Arbitration. In 1999, Ms. Taylor was diagnosed with dementia. That year, she transferred several of her securities accounts to Morgan Stanley. Each account agreement included an arbitration clause. In 2004, a probate court appointed a guardian of Taylor's estate. The guardian brought suit against Morgan Stanley, who moved to compel arbitration. The guardian opposed the motion arguing that Ms. Taylor lacked the mental incapacity to form a contract when the account agreements were signed and that the question of capacity was for the court not the arbitrator to decide. The Texas Supreme Court agreed. The Court held that mental capacity is a matter bearing on the formation of the contract, as opposed to the validity of the contract, and accordingly was a question for the court. In re Morgan Stanley & Co., __ S.W.3rd __ (Tex. 7/3/09).

Arbitration. The trial court, faced with a motion to compel arbitration, ordered discovery to assist it in deciding the motion. The Texas Supreme Court held that the trial court's order was overbroad and an abuse of discretion. The Court indicated that while pre-arbitration discovery is authorized when a trial court lacks sufficient information regarding the scope of an arbitration provision or other issues of arbitrability, discovery as to the merits of the underlying controversy is not proper. While the necessity of identifying other culpable parties could, under some circumstances, be related to arbitrability a party must link the identity of the defendants to that issue, which was not done here. In Re Houston Pipeline Co., __ S.W.3rd __ (Tex. 7/3/09).

Arbitration. The plaintiff injured her back in April 2007 while working at Macy's department store.
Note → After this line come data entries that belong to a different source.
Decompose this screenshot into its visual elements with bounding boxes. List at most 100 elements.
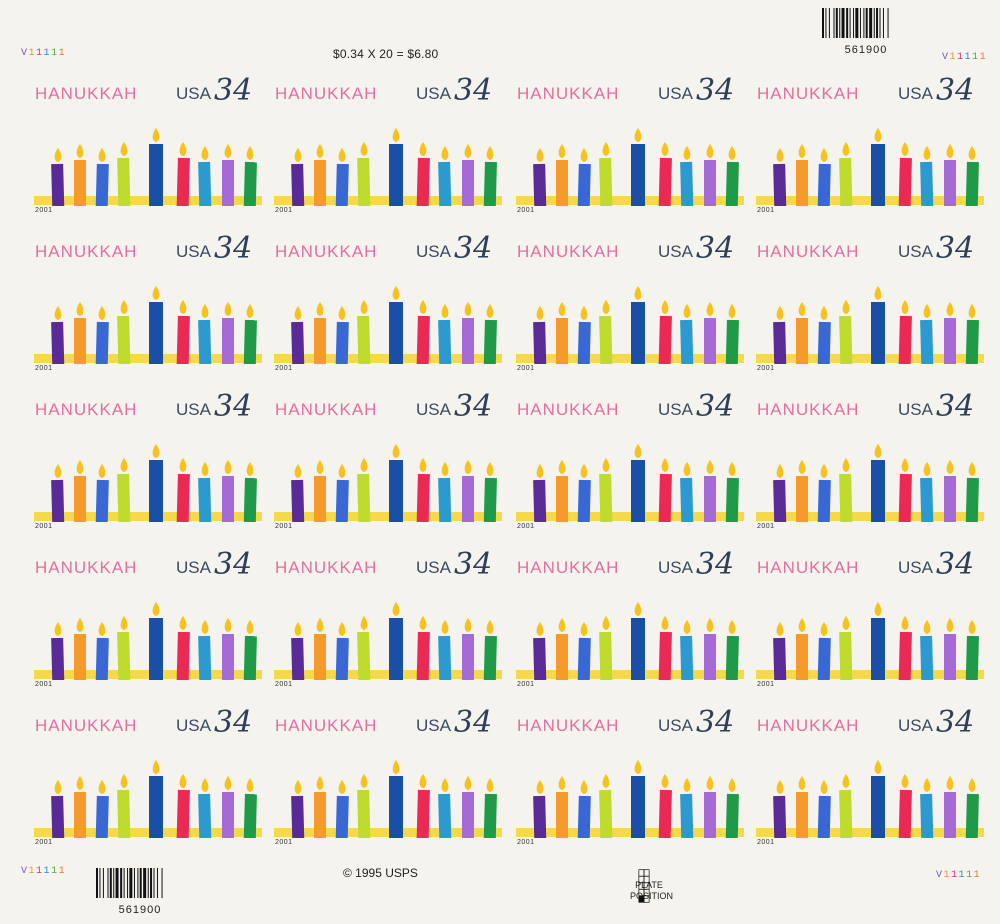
candle-icon (389, 460, 403, 522)
hanukkah-stamp: HANUKKAH USA 34 2001 (264, 73, 506, 234)
candle-icon (871, 776, 885, 838)
flame-icon (316, 776, 324, 790)
flame-icon (558, 618, 566, 632)
menorah-art (516, 128, 744, 206)
flame-icon (316, 302, 324, 316)
candle-icon (871, 302, 885, 364)
menorah-base (516, 828, 744, 837)
flame-icon (842, 300, 850, 314)
flame-icon (224, 302, 232, 316)
candle-icon (556, 318, 568, 364)
plate-number-top-right: V11111 (942, 52, 988, 63)
candle-icon (533, 795, 547, 838)
flame-icon (152, 760, 160, 774)
candle-icon (222, 476, 234, 522)
menorah-base (274, 828, 502, 837)
flame-icon (874, 286, 882, 300)
candle-icon (95, 637, 109, 680)
candle-icon (599, 315, 613, 364)
menorah-art (274, 602, 502, 680)
flame-icon (946, 302, 954, 316)
plate-position: PLATE POSITION (630, 866, 800, 924)
candle-icon (725, 635, 739, 680)
flame-icon (152, 444, 160, 458)
flame-icon (901, 774, 909, 788)
flame-icon (338, 148, 346, 162)
flame-icon (728, 462, 736, 476)
flame-icon (419, 458, 427, 472)
menorah-base (274, 512, 502, 521)
flame-icon (901, 142, 909, 156)
stamp-country: USA (898, 400, 933, 419)
candle-icon (533, 479, 547, 522)
flame-icon (776, 148, 784, 162)
candle-icon (314, 160, 326, 206)
flame-icon (776, 780, 784, 794)
stamp-country: USA (176, 242, 211, 261)
stamp-title: HANUKKAH (275, 716, 378, 735)
flame-icon (316, 460, 324, 474)
menorah-art (34, 602, 262, 680)
flame-icon (706, 618, 714, 632)
menorah-base (34, 354, 262, 363)
candle-icon (898, 473, 912, 522)
flame-icon (201, 462, 209, 476)
flame-icon (246, 304, 254, 318)
stamp-denomination: 34 (214, 389, 253, 424)
menorah-art (756, 128, 984, 206)
flame-icon (874, 128, 882, 142)
copyright-notice: © 1995 USPS (343, 866, 418, 880)
hanukkah-stamp: HANUKKAH USA 34 2001 (24, 547, 266, 708)
plate-number-top-left: V11111 (21, 48, 67, 59)
flame-icon (661, 142, 669, 156)
barcode-bottom-left: 561900 (96, 868, 184, 916)
candle-icon (389, 776, 403, 838)
candle-icon (599, 157, 613, 206)
flame-icon (152, 286, 160, 300)
candle-icon (944, 160, 956, 206)
candle-icon (176, 473, 190, 522)
flame-icon (536, 306, 544, 320)
flame-icon (360, 142, 368, 156)
candle-icon (773, 637, 787, 680)
menorah-art (516, 444, 744, 522)
plate-number-bottom-left: V11111 (21, 866, 67, 877)
stamp-country: USA (658, 242, 693, 261)
flame-icon (224, 618, 232, 632)
flame-icon (580, 148, 588, 162)
candle-icon (198, 635, 212, 680)
candle-icon (176, 157, 190, 206)
stamp-denomination: 34 (214, 231, 253, 266)
flame-icon (120, 616, 128, 630)
flame-icon (683, 620, 691, 634)
menorah-base (516, 512, 744, 521)
candle-icon (577, 637, 591, 680)
flame-icon (120, 458, 128, 472)
candle-icon (149, 460, 163, 522)
barcode-icon (822, 8, 889, 38)
stamp-denomination: 34 (696, 705, 735, 740)
candle-icon (291, 479, 305, 522)
menorah-base (274, 354, 502, 363)
candle-icon (898, 789, 912, 838)
candle-icon (243, 477, 257, 522)
flame-icon (54, 306, 62, 320)
candle-icon (416, 315, 430, 364)
hanukkah-stamp: HANUKKAH USA 34 2001 (264, 705, 506, 866)
candle-icon (871, 460, 885, 522)
hanukkah-stamp: HANUKKAH USA 34 2001 (506, 389, 748, 550)
candle-icon (871, 618, 885, 680)
candle-icon (577, 795, 591, 838)
flame-icon (392, 602, 400, 616)
candle-icon (944, 634, 956, 680)
stamp-country: USA (176, 400, 211, 419)
candle-icon (680, 635, 694, 680)
candle-icon (335, 795, 349, 838)
candle-icon (920, 793, 934, 838)
candle-icon (839, 315, 853, 364)
candle-icon (680, 793, 694, 838)
stamp-denomination: 34 (696, 231, 735, 266)
menorah-base (274, 196, 502, 205)
stamp-country: USA (898, 84, 933, 103)
candle-icon (117, 315, 131, 364)
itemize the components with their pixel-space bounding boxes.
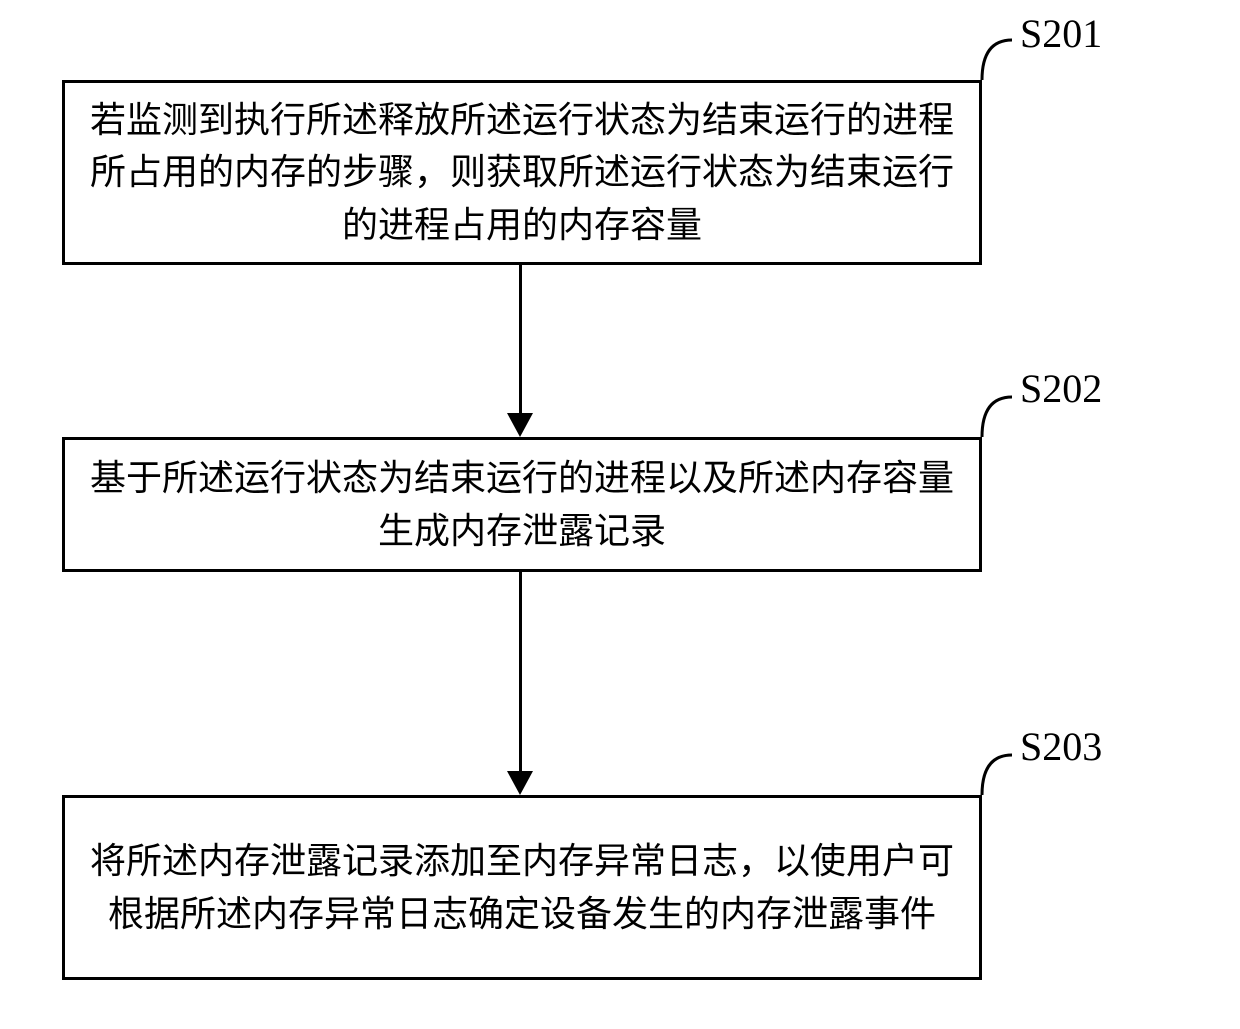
flow-node-s201: 若监测到执行所述释放所述运行状态为结束运行的进程所占用的内存的步骤，则获取所述运… [62, 80, 982, 265]
arrow-head-icon [507, 771, 533, 795]
step-label-s201: S201 [1020, 10, 1102, 57]
flowchart-canvas: 若监测到执行所述释放所述运行状态为结束运行的进程所占用的内存的步骤，则获取所述运… [0, 0, 1240, 1029]
leader-line-s203 [977, 750, 1017, 800]
flow-node-text: 将所述内存泄露记录添加至内存异常日志，以使用户可根据所述内存异常日志确定设备发生… [83, 835, 961, 939]
flow-node-s203: 将所述内存泄露记录添加至内存异常日志，以使用户可根据所述内存异常日志确定设备发生… [62, 795, 982, 980]
flow-node-s202: 基于所述运行状态为结束运行的进程以及所述内存容量生成内存泄露记录 [62, 437, 982, 572]
step-label-s203: S203 [1020, 723, 1102, 770]
flow-node-text: 若监测到执行所述释放所述运行状态为结束运行的进程所占用的内存的步骤，则获取所述运… [83, 94, 961, 251]
arrow-head-icon [507, 413, 533, 437]
leader-line-s201 [977, 35, 1017, 85]
arrow-shaft [519, 265, 522, 413]
leader-line-s202 [977, 392, 1017, 442]
arrow-shaft [519, 572, 522, 771]
step-label-s202: S202 [1020, 365, 1102, 412]
flow-node-text: 基于所述运行状态为结束运行的进程以及所述内存容量生成内存泄露记录 [83, 452, 961, 556]
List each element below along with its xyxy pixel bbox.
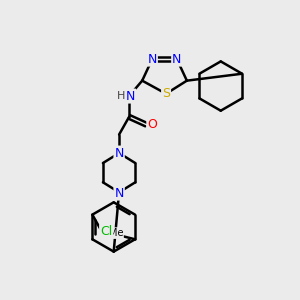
Text: Cl: Cl	[100, 225, 112, 238]
Text: N: N	[148, 52, 157, 66]
Text: N: N	[126, 90, 135, 103]
Text: O: O	[147, 118, 157, 131]
Text: N: N	[114, 187, 124, 200]
Text: N: N	[114, 146, 124, 160]
Text: S: S	[162, 87, 170, 100]
Text: N: N	[172, 52, 182, 66]
Text: H: H	[117, 91, 126, 101]
Text: Me: Me	[109, 228, 123, 238]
On May 9, 2007 she signed a document acknowledging that she had read a summary of the Injury Benefit Plan and that the Plan required arbitration of on-the-job injuries asserted against "the Company." The Texas Supreme Court granted the store's writ of mandamus compelling arbitration. The Court held that the definition of "the Company" in the Plan as "your particular employer" was specific enough to make the agreement enforceable even though the Macy's division for which she worked was not specifically named as a company covered by the Plan. In a footnote the Court attached no importance to the fact that the injury predated the written acknowledgment since the the Plan was in effect at the time of the injury. In re Macy's Texas, Inc., __ S.W.3rd __ (Tex. 6/26/09).

Zoning Authority. A city resident, as part of a religious ministry, offered men recently released from prison free housing and religious instruction in two homes he owned. The city passed a zoning ordinance that effectively eliminated all locations within the city for the ministry to operate. The Texas Supreme Court held the city had violated the Texas Religious Freedom Restoration Act because the ordinance placed a substantial burden on the free exercise of religion and did not further a compelling governmental interest in the least restrictive means possible. Barr et. al. v. Sinton, __S.W.3rd __(Tex. 6/19/09).